Category: Glomerular Diseases

  • 1201 Glomerular Diseases: Fibrosis and Extracellular Matrix

Authors

  • Omachi, Kohei, Washington University in Saint Louis, Saint Louis, Missouri, United States
  • Kai, Hirofumi, Kumamoto University Graduate School of Pharmaceutical Sciences, Kumamoto, Japan, Kumamoto, Kumamoto, Japan
  • Miner, Jeffrey H., Washington University in Saint Louis, Saint Louis, Missouri, United States
Background

Alport syndrome (AS) is characterized by glomerular basement membrane (GBM) abnormalities leading to progressive glomerulosclerosis. Mutations in the COL4A3, COL4A4 or COL4A5 genes encoding type IV collagen α3α4α5 cause AS. Nonsense mutations resulting in premature termination codons (PTCs) account for about 6% of AS cases. Type IV collagen chains have a C-terminal NC1 domain, which is essential for assembly of heterotrimers inside cells and for network formation in the GBM. Truncated α3, α4, α5 chains without an intact NC1 domain due to PTCs cannot assemble in the GBM. Therefore, achieving full-length protein expression is a potential therapy for AS due to nonsense mutations.

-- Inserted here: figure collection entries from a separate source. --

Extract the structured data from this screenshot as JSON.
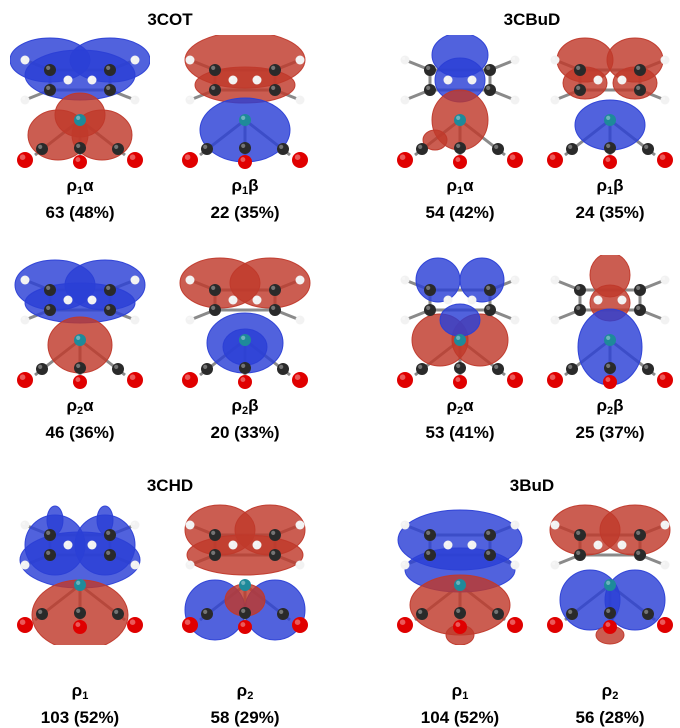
{
  "colors": {
    "positive_lobe": "#c0392b",
    "negative_lobe": "#2b3fd6",
    "oxygen": "#e00000",
    "carbon": "#2a2a2a",
    "hydrogen": "#f2f2f2",
    "metal": "#1e8a9a"
  },
  "groups": [
    {
      "title": "3COT",
      "panels": [
        {
          "sym": "ρ",
          "sub": "1",
          "spin": "α",
          "value": "63 (48%)"
        },
        {
          "sym": "ρ",
          "sub": "1",
          "spin": "β",
          "value": "22 (35%)"
        },
        {
          "sym": "ρ",
          "sub": "2",
          "spin": "α",
          "value": "46 (36%)"
        },
        {
          "sym": "ρ",
          "sub": "2",
          "spin": "β",
          "value": "20 (33%)"
        }
      ]
    },
    {
      "title": "3CBuD",
      "panels": [
        {
          "sym": "ρ",
          "sub": "1",
          "spin": "α",
          "value": "54 (42%)"
        },
        {
          "sym": "ρ",
          "sub": "1",
          "spin": "β",
          "value": "24 (35%)"
        },
        {
          "sym": "ρ",
          "sub": "2",
          "spin": "α",
          "value": "53 (41%)"
        },
        {
          "sym": "ρ",
          "sub": "2",
          "spin": "β",
          "value": "25 (37%)"
        }
      ]
    },
    {
      "title": "3CHD",
      "panels": [
        {
          "sym": "ρ",
          "sub": "1",
          "spin": "",
          "value": "103 (52%)"
        },
        {
          "sym": "ρ",
          "sub": "2",
          "spin": "",
          "value": "58 (29%)"
        }
      ]
    },
    {
      "title": "3BuD",
      "panels": [
        {
          "sym": "ρ",
          "sub": "1",
          "spin": "",
          "value": "104 (52%)"
        },
        {
          "sym": "ρ",
          "sub": "2",
          "spin": "",
          "value": "56 (28%)"
        }
      ]
    }
  ]
}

Small compound-based nonsense readthrough therapy has been well studied in other genetic diseases, but whether nonsense readthrough therapy is applicable to Alport syndrome is unexplored.

Methods

To investigate the feasibility of PTC readthrough in AS, we made a C-terminal NanoLuc-fusion COL4A5 reporter cDNA to monitor full-length translation. The full-length COL4A5-NLuc produces luminescence, but truncated forms do not. To screen for COL4A5 nonsense mutants susceptible to PTC readthrough therapy, we introduced 49 nonsense mutations found in X-linked AS patients into the COL4A5-NLuc gene. We transfected these individually into HEK293 cells and measured luminescence in the presence of Geneticin (G418), which is known to have high readthrough activity.

Results

The COL4A5-NLuc gene produced luminescence when wild type, but not when carrying COL4A5 nonsense mutations. Among 49 nonsense mutants, we found that 11 were susceptible to PTC readthrough. The efficacy of readthrough was higher for UGA nonsense codons than for UAG and UAA. Gentamicin also induced readthrough of these same 11 PTCs.

Conclusion

We found 11 nonsense mutations in COL4A5 susceptible to PTC readthrough drugs. This luciferase-based COL4A5 translation reporter system will contribute to the development of PTC readthrough therapy in a personalized medicine approach to treating AS.